Take a simple example. It turns out that whistleblower Edward Snowden contributed to Ron Paul’s campaign and may have libertarian instincts. If the government now thinks that such people may be security risks, they can simply go through people’s stored data and refuse to hire anyone whose profile suggests that they might be a possible danger. And the job applicant would have no idea why they were not hired.
This is why another bad argument excusing the NSA surveillance state is that since Google and Facebook have so much information on you, what is the harm in the government having it too? Isn’t it preferable for them to have it since they are not using it to make a profit but to protect the country? The catch is that the government has much more punitive power than private companies. The private companies want to make money. They have no incentive to get you fired from your job or to put you in jail. The government has the power to really affect your life.
I think that all this data gathering serves mainly as a long-term insurance policy for the oligarchy. I think the government-oligarchy axis is well aware that the increasing concentration of wealth in an ever-smaller number of people is likely to lead to greater unrest in the future. They need to be able to monitor people in order to nip in the bud any sign of organized protest that might emerge before it gets too large. Things like the Occupy Wall Street movement created real alarm in the ranks of the oligarchy because it took direct aim at the root cause of the problem in the country. (In future posts I will give some examples of how Occupy protestors across the nation have been infiltrated and targeted so that they could not organize to protest the power of Wall Street.)

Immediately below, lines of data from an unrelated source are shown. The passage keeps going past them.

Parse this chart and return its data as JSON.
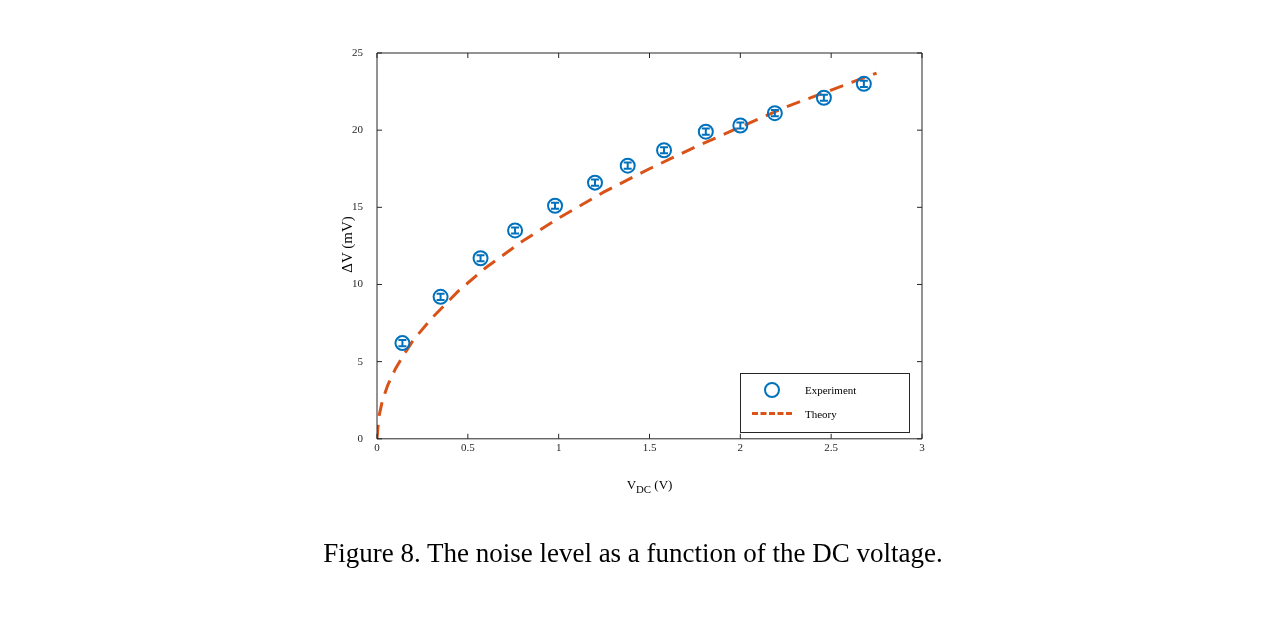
{
  "chart_data": {
    "type": "scatter",
    "xlabel": "V$_{DC}$ (V)",
    "ylabel": "ΔV (mV)",
    "annotations": [
      "Figure 8. The noise level as a function of the DC voltage."
    ],
    "xlim": [
      0,
      3
    ],
    "xticks": [
      0,
      0.5,
      1,
      1.5,
      2,
      2.5,
      3
    ],
    "ylim": [
      0,
      25
    ],
    "yticks": [
      0,
      5,
      10,
      15,
      20,
      25
    ],
    "legend": "bottom right",
    "series": [
      {
        "name": "Experiment",
        "color": "#0072bd",
        "marker": "circle",
        "x": [
          0.14,
          0.35,
          0.57,
          0.76,
          0.98,
          1.2,
          1.38,
          1.58,
          1.81,
          2.0,
          2.19,
          2.46,
          2.68
        ],
        "values": [
          6.2,
          9.2,
          11.7,
          13.5,
          15.1,
          16.6,
          17.7,
          18.7,
          19.9,
          20.3,
          21.1,
          22.1,
          23.0
        ],
        "errors": [
          0.2,
          0.2,
          0.2,
          0.2,
          0.2,
          0.2,
          0.2,
          0.2,
          0.2,
          0.2,
          0.2,
          0.2,
          0.2
        ]
      },
      {
        "name": "Theory",
        "type": "line",
        "color": "#d95319",
        "marker": "none",
        "line_style": "dashed",
        "x": [
          0,
          0.01,
          0.03,
          0.06,
          0.1,
          0.15,
          0.2,
          0.3,
          0.45,
          0.6,
          0.8,
          1,
          1.25,
          1.5,
          1.75,
          2,
          2.25,
          2.5,
          2.75
        ],
        "values": [
          0,
          1.4,
          2.5,
          3.5,
          4.5,
          5.5,
          6.4,
          7.8,
          9.6,
          11.1,
          12.8,
          14.3,
          16.0,
          17.5,
          18.9,
          20.2,
          21.5,
          22.6,
          23.7
        ]
      }
    ]
  }
}
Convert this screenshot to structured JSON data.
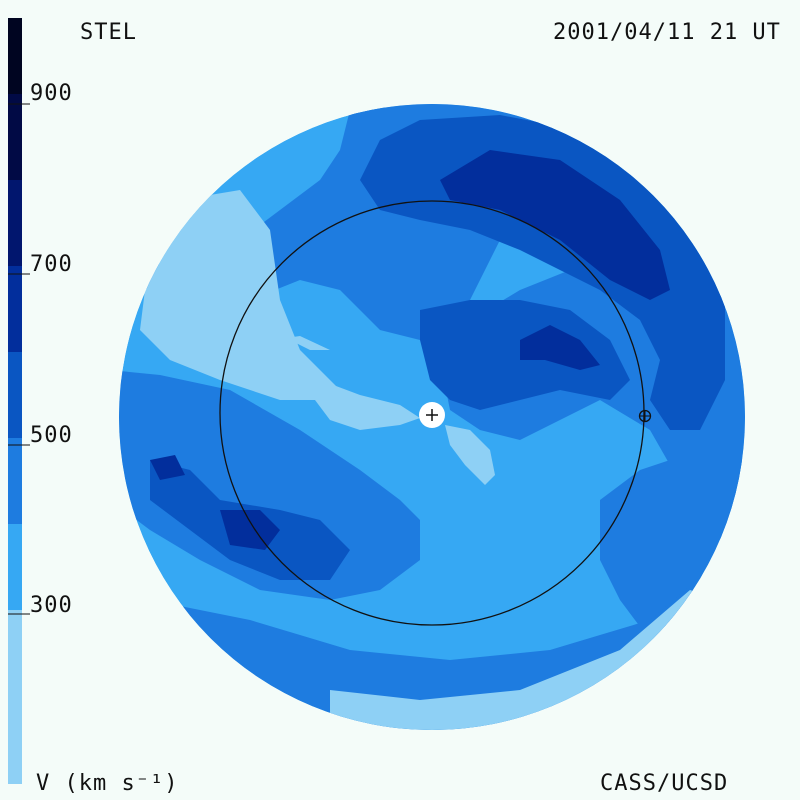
{
  "header": {
    "instrument": "STEL",
    "timestamp": "2001/04/11 21 UT"
  },
  "footer": {
    "credit": "CASS/UCSD"
  },
  "colorbar": {
    "unit_label": "V (km s⁻¹)",
    "ticks": [
      "300",
      "500",
      "700",
      "900"
    ],
    "palette": {
      "v200_300": "#8ed0f5",
      "v300_400": "#36a8f3",
      "v400_500": "#1e7ce0",
      "v500_600": "#0a56c2",
      "v600_700": "#022e9c",
      "v700_800": "#01166e",
      "v800_900": "#010a45",
      "v900_plus": "#000521"
    }
  },
  "map": {
    "background_fill": "#f4fcf9",
    "earth_orbit_circle": "earth-orbit",
    "sun_marker": "sun-plus-icon",
    "earth_marker": "earth-circle-plus-icon"
  }
}
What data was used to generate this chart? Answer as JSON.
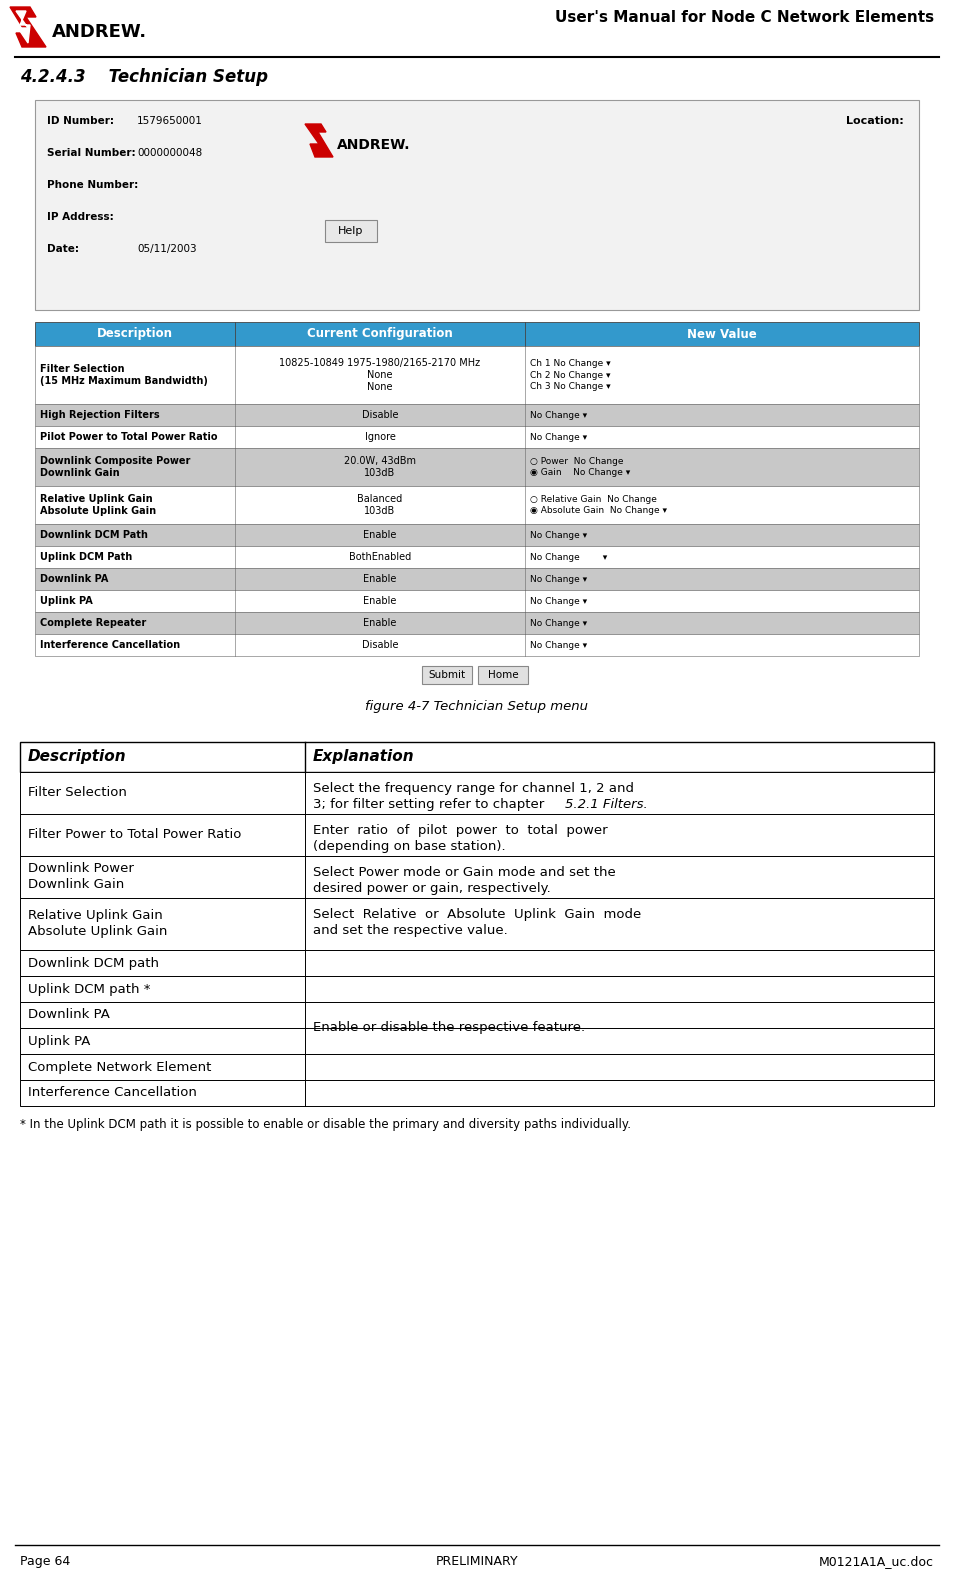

The classic case of an overarching government surveillance state was the secret police called the Stasi in East Germany, so well portrayed by that excellent film The Lives of Others. The whole point of the Stasi was to keep tabs on any people who may get uppity ideas about freedom and democracy and prevent them from being catalysts of change that might challenge the existing order. That goal has not changed with the current situation. What has changed is that the US government now has powers that would have been beyond the wildest dreams of the Stasi.